Image: Paramedics in Queensland will soon be armed with droperidol to calm violent patients (Photo courtesy of QAS).
A new sedative can help reduce the escalating violence against paramedics and emergency medical services (EMS), mostly by patients fueled by alcohol and drugs.
Researchers at the University of Queensland (Brisbane, Australia), the Queensland Ambulance Service (QAS; Brisbane, Australia), and other institutions conducted a prospective study of the sedative droperidol for the treatment of prehospital acute behavioral disturbance, compared to the internationally accepted standard, midazolam. In all, 141 patients were administered midazolam and 149 patients were administered droperidol during the study period. The primary outcome was the proportion of adverse effects, with secondary outcomes including time to sedation, requirement for additional sedation, staff and patient injuries, and prehospital time.
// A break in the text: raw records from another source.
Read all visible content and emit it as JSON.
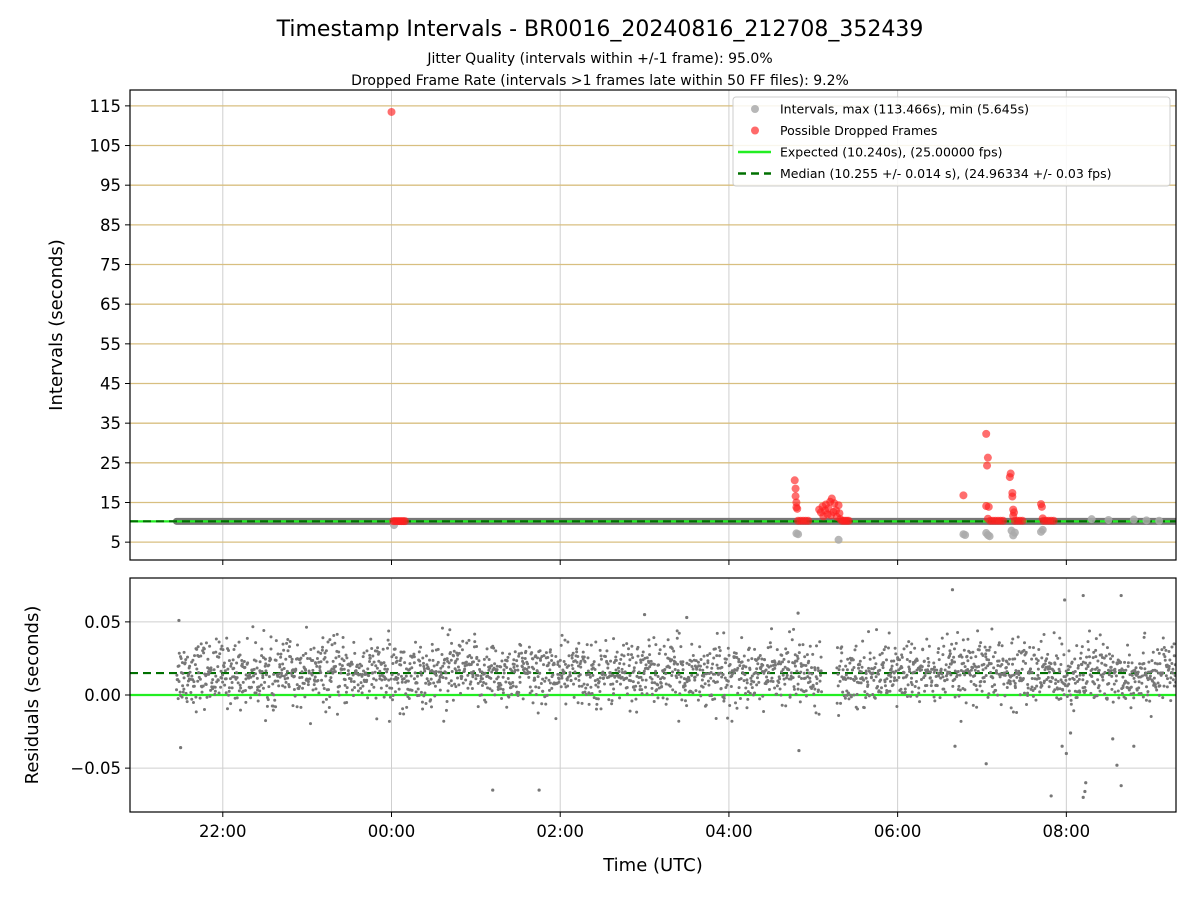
{
  "chart_data": [
    {
      "type": "scatter",
      "title": "Timestamp Intervals - BR0016_20240816_212708_352439",
      "subtitle_lines": [
        "Jitter Quality (intervals within +/-1 frame): 95.0%",
        "Dropped Frame Rate (intervals >1 frames late within 50 FF files): 9.2%"
      ],
      "ylabel": "Intervals (seconds)",
      "xlabel": "",
      "xlim_hours": [
        -3.1,
        9.3
      ],
      "ylim": [
        0.5,
        119
      ],
      "y_ticks": [
        5,
        15,
        25,
        35,
        45,
        55,
        65,
        75,
        85,
        95,
        105,
        115
      ],
      "y_tick_labels": [
        "5",
        "15",
        "25",
        "35",
        "45",
        "55",
        "65",
        "75",
        "85",
        "95",
        "105",
        "115"
      ],
      "x_ticks_hours": [
        -2,
        0,
        2,
        4,
        6,
        8
      ],
      "grid": true,
      "legend_placement": "top-right",
      "legend": [
        {
          "label": "Intervals, max (113.466s), min (5.645s)",
          "kind": "marker",
          "color": "#aaaaaa"
        },
        {
          "label": "Possible Dropped Frames",
          "kind": "marker",
          "color": "#ff5a5a"
        },
        {
          "label": "Expected (10.240s), (25.00000 fps)",
          "kind": "line",
          "color": "#22ee22"
        },
        {
          "label": "Median (10.255 +/- 0.014 s), (24.96334 +/- 0.03 fps)",
          "kind": "dashed-line",
          "color": "#007000"
        }
      ],
      "expected_value": 10.24,
      "median_value": 10.255,
      "interval_band": {
        "x_start": -2.55,
        "x_end": 9.3,
        "y": 10.25
      },
      "gray_outliers": [
        {
          "x": 4.8,
          "y": 7.2
        },
        {
          "x": 4.82,
          "y": 7.0
        },
        {
          "x": 5.3,
          "y": 5.6
        },
        {
          "x": 6.78,
          "y": 7.0
        },
        {
          "x": 6.8,
          "y": 6.8
        },
        {
          "x": 7.05,
          "y": 7.3
        },
        {
          "x": 7.07,
          "y": 6.8
        },
        {
          "x": 7.09,
          "y": 6.5
        },
        {
          "x": 7.35,
          "y": 7.9
        },
        {
          "x": 7.37,
          "y": 6.7
        },
        {
          "x": 7.39,
          "y": 7.4
        },
        {
          "x": 7.7,
          "y": 7.6
        },
        {
          "x": 7.72,
          "y": 8.1
        },
        {
          "x": 0.03,
          "y": 9.3
        },
        {
          "x": 8.3,
          "y": 10.8
        },
        {
          "x": 8.5,
          "y": 10.6
        },
        {
          "x": 8.8,
          "y": 10.7
        },
        {
          "x": 8.95,
          "y": 10.5
        },
        {
          "x": 9.1,
          "y": 10.4
        }
      ],
      "dropped_frames": [
        {
          "x": 0.0,
          "y": 113.466
        },
        {
          "x": 0.02,
          "y": 10.3
        },
        {
          "x": 0.04,
          "y": 10.3
        },
        {
          "x": 0.06,
          "y": 10.3
        },
        {
          "x": 0.08,
          "y": 10.3
        },
        {
          "x": 0.1,
          "y": 10.3
        },
        {
          "x": 0.12,
          "y": 10.3
        },
        {
          "x": 0.14,
          "y": 10.3
        },
        {
          "x": 0.16,
          "y": 10.3
        },
        {
          "x": 4.78,
          "y": 20.6
        },
        {
          "x": 4.79,
          "y": 18.5
        },
        {
          "x": 4.79,
          "y": 16.6
        },
        {
          "x": 4.8,
          "y": 15.0
        },
        {
          "x": 4.8,
          "y": 13.8
        },
        {
          "x": 4.81,
          "y": 13.4
        },
        {
          "x": 4.82,
          "y": 10.4
        },
        {
          "x": 4.85,
          "y": 10.4
        },
        {
          "x": 4.88,
          "y": 10.4
        },
        {
          "x": 4.91,
          "y": 10.4
        },
        {
          "x": 4.94,
          "y": 10.4
        },
        {
          "x": 5.07,
          "y": 13.2
        },
        {
          "x": 5.09,
          "y": 12.5
        },
        {
          "x": 5.11,
          "y": 14.0
        },
        {
          "x": 5.12,
          "y": 11.5
        },
        {
          "x": 5.14,
          "y": 13.0
        },
        {
          "x": 5.15,
          "y": 14.5
        },
        {
          "x": 5.17,
          "y": 12.0
        },
        {
          "x": 5.18,
          "y": 13.5
        },
        {
          "x": 5.2,
          "y": 15.2
        },
        {
          "x": 5.21,
          "y": 11.8
        },
        {
          "x": 5.22,
          "y": 16.0
        },
        {
          "x": 5.24,
          "y": 12.6
        },
        {
          "x": 5.25,
          "y": 14.8
        },
        {
          "x": 5.27,
          "y": 13.0
        },
        {
          "x": 5.28,
          "y": 11.4
        },
        {
          "x": 5.3,
          "y": 14.3
        },
        {
          "x": 5.31,
          "y": 12.3
        },
        {
          "x": 5.32,
          "y": 10.8
        },
        {
          "x": 5.34,
          "y": 10.4
        },
        {
          "x": 5.36,
          "y": 10.4
        },
        {
          "x": 5.38,
          "y": 10.4
        },
        {
          "x": 5.4,
          "y": 10.4
        },
        {
          "x": 5.42,
          "y": 10.4
        },
        {
          "x": 6.78,
          "y": 16.8
        },
        {
          "x": 7.05,
          "y": 32.3
        },
        {
          "x": 7.07,
          "y": 26.3
        },
        {
          "x": 7.06,
          "y": 24.3
        },
        {
          "x": 7.05,
          "y": 14.1
        },
        {
          "x": 7.08,
          "y": 13.9
        },
        {
          "x": 7.07,
          "y": 10.9
        },
        {
          "x": 7.1,
          "y": 10.4
        },
        {
          "x": 7.13,
          "y": 10.4
        },
        {
          "x": 7.16,
          "y": 10.4
        },
        {
          "x": 7.19,
          "y": 10.4
        },
        {
          "x": 7.22,
          "y": 10.4
        },
        {
          "x": 7.25,
          "y": 10.4
        },
        {
          "x": 7.34,
          "y": 22.3
        },
        {
          "x": 7.33,
          "y": 21.4
        },
        {
          "x": 7.36,
          "y": 17.4
        },
        {
          "x": 7.36,
          "y": 16.5
        },
        {
          "x": 7.37,
          "y": 13.2
        },
        {
          "x": 7.38,
          "y": 12.5
        },
        {
          "x": 7.37,
          "y": 11.6
        },
        {
          "x": 7.39,
          "y": 10.4
        },
        {
          "x": 7.42,
          "y": 10.4
        },
        {
          "x": 7.45,
          "y": 10.4
        },
        {
          "x": 7.48,
          "y": 10.4
        },
        {
          "x": 7.7,
          "y": 14.6
        },
        {
          "x": 7.71,
          "y": 13.9
        },
        {
          "x": 7.72,
          "y": 11.0
        },
        {
          "x": 7.73,
          "y": 10.4
        },
        {
          "x": 7.76,
          "y": 10.4
        },
        {
          "x": 7.79,
          "y": 10.4
        },
        {
          "x": 7.82,
          "y": 10.4
        },
        {
          "x": 7.85,
          "y": 10.4
        }
      ]
    },
    {
      "type": "scatter",
      "title": "",
      "xlabel": "Time (UTC)",
      "ylabel": "Residuals (seconds)",
      "xlim_hours": [
        -3.1,
        9.3
      ],
      "ylim": [
        -0.08,
        0.08
      ],
      "y_ticks": [
        -0.05,
        0.0,
        0.05
      ],
      "y_tick_labels": [
        "−0.05",
        "0.00",
        "0.05"
      ],
      "x_ticks_hours": [
        -2,
        0,
        2,
        4,
        6,
        8
      ],
      "x_tick_labels": [
        "22:00",
        "00:00",
        "02:00",
        "04:00",
        "06:00",
        "08:00"
      ],
      "grid": true,
      "expected_residual": 0.0,
      "median_residual": 0.015,
      "residual_distribution": {
        "x_start": -2.55,
        "x_end": 9.3,
        "center": 0.015,
        "spread": 0.011,
        "gaps": [
          [
            5.1,
            5.28
          ]
        ],
        "point_color": "#777777"
      },
      "residual_outliers": [
        {
          "x": -2.5,
          "y": -0.036
        },
        {
          "x": -2.52,
          "y": 0.051
        },
        {
          "x": 1.2,
          "y": -0.065
        },
        {
          "x": 1.75,
          "y": -0.065
        },
        {
          "x": 4.83,
          "y": -0.038
        },
        {
          "x": 4.82,
          "y": 0.056
        },
        {
          "x": 3.0,
          "y": 0.055
        },
        {
          "x": 3.5,
          "y": 0.053
        },
        {
          "x": 6.65,
          "y": 0.072
        },
        {
          "x": 6.68,
          "y": -0.035
        },
        {
          "x": 7.05,
          "y": -0.047
        },
        {
          "x": 7.82,
          "y": -0.069
        },
        {
          "x": 7.98,
          "y": 0.065
        },
        {
          "x": 8.2,
          "y": 0.068
        },
        {
          "x": 8.2,
          "y": -0.07
        },
        {
          "x": 8.22,
          "y": -0.066
        },
        {
          "x": 8.23,
          "y": -0.06
        },
        {
          "x": 7.95,
          "y": -0.035
        },
        {
          "x": 8.0,
          "y": -0.04
        },
        {
          "x": 8.05,
          "y": -0.026
        },
        {
          "x": 8.65,
          "y": 0.068
        },
        {
          "x": 8.6,
          "y": -0.048
        },
        {
          "x": 8.65,
          "y": -0.062
        },
        {
          "x": 8.55,
          "y": -0.03
        },
        {
          "x": 8.8,
          "y": -0.035
        }
      ]
    }
  ]
}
The results revealed fewer patient adverse events with droperidol (7%) than with midazolam (23%). The median time to sedation was 22 minutes for droperidol compared to 30 minutes for midazolam, and additional prehospital sedation was required in 4% of the droperidol patients, compared to 14% of the midazolam patients. In addition, 7% of droperidol and 42% of midazolam patients required further sedation in the emergency department (ED). There were no differences in patient or staff injuries, or prehospital time. The study was published in the March 2018 issue of The Journal of Prehospital Emergency Care.
“Our paramedics and emergency department staff welcome the impact droperidol is having and there are some amazing stories of how it quickly it works to calm really aggressive and violent patients,” said Lachlan Parker, ASM, executive manager of clinical policy development at the QAS. “It's also simple to administer, there are much fewer side-effects, it rarely over-sedates and patients wake up much nicer. We're so happy to finally have a safe drug to use.”
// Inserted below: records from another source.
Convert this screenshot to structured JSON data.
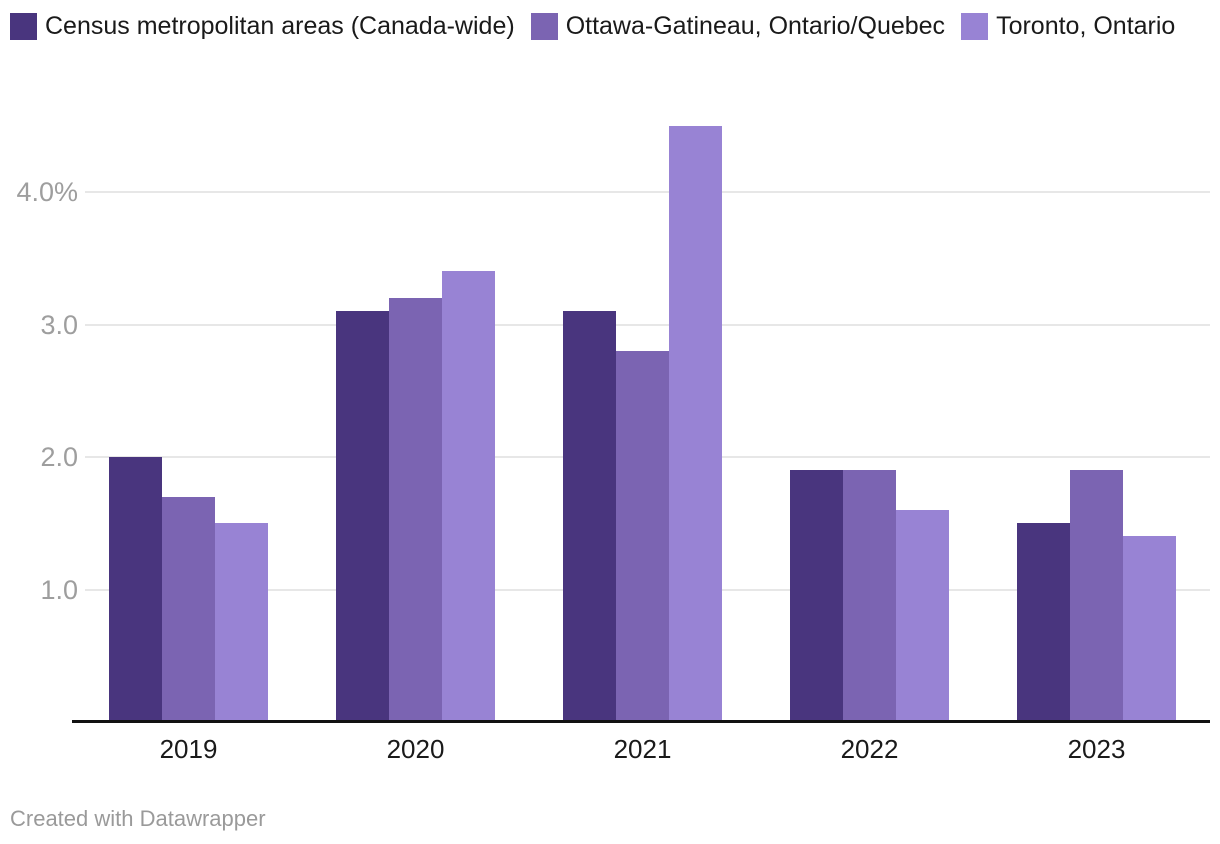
{
  "chart_data": {
    "type": "bar",
    "title": "",
    "categories": [
      "2019",
      "2020",
      "2021",
      "2022",
      "2023"
    ],
    "series": [
      {
        "name": "Census metropolitan areas (Canada-wide)",
        "color": "#49357e",
        "values": [
          2.0,
          3.1,
          3.1,
          1.9,
          1.5
        ]
      },
      {
        "name": "Ottawa-Gatineau, Ontario/Quebec",
        "color": "#7b64b2",
        "values": [
          1.7,
          3.2,
          2.8,
          1.9,
          1.9
        ]
      },
      {
        "name": "Toronto, Ontario",
        "color": "#9883d4",
        "values": [
          1.5,
          3.4,
          4.5,
          1.6,
          1.4
        ]
      }
    ],
    "xlabel": "",
    "ylabel": "",
    "ylim": [
      0,
      4.5
    ],
    "yticks": [
      {
        "value": 1,
        "label": "1.0"
      },
      {
        "value": 2,
        "label": "2.0"
      },
      {
        "value": 3,
        "label": "3.0"
      },
      {
        "value": 4,
        "label": "4.0%"
      }
    ],
    "grid": true,
    "legend_position": "top"
  },
  "footer": {
    "credit": "Created with Datawrapper"
  },
  "colors": {
    "axis_line": "#121212",
    "gridline": "#e7e7e7",
    "tick_label": "#9e9e9e",
    "category_label": "#1a1a1a",
    "legend_label": "#1a1a1a",
    "credit": "#9a9a9a",
    "background": "#ffffff"
  }
}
“The days of repeated doses of midazolam being given by paramedics are over, it just takes too long to sedate patients using this drug, and it is more dangerous. We're now pushing for paramedics and clinicians to administer the droperidol intramuscularly, and to stop mixing different sedatives,” said lead author toxicologist Colin Page, PhD, of the University of Queensland. “Based on our extensive research, the standard protocol for violent patients should be 10 mg droperidol (65-75% effective) followed by second dose of 10 mg (which is 95% effective), and then ketamine.”
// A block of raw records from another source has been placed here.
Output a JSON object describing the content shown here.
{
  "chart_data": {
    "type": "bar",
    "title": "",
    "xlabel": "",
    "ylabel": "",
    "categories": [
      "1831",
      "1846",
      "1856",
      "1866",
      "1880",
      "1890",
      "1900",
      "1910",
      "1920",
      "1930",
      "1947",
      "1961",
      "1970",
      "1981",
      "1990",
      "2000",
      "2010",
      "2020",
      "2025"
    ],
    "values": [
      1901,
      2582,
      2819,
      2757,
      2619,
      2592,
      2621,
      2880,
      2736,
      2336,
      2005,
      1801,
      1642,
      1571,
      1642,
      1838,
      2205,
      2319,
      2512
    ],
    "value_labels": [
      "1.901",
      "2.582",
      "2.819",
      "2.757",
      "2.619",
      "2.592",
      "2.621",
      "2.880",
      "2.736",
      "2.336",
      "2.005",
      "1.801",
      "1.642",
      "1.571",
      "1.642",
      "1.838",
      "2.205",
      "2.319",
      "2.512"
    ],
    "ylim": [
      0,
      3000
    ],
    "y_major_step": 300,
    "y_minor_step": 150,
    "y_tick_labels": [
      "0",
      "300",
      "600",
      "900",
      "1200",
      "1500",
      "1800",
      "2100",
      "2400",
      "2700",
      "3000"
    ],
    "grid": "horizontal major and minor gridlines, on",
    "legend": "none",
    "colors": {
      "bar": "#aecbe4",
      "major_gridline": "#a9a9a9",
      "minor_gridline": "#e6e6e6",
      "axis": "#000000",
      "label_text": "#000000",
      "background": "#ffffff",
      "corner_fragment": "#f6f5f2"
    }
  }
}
Sedation is the reduction of irritability or agitation by administration of sedative drugs, and is typically used in procedures such as endoscopy, rapid sequence intubation (RSI), minor surgery, and in dentistry for high-anxiety patients. Sedation is also used extensively in the intensive care unit (ICU) so that patients who are being ventilated tolerate having an endotracheal tube in their trachea. Drugs that can be used for sedation include propofol, etomidate, ketamine, fentanyl, midazolam, and droperidol.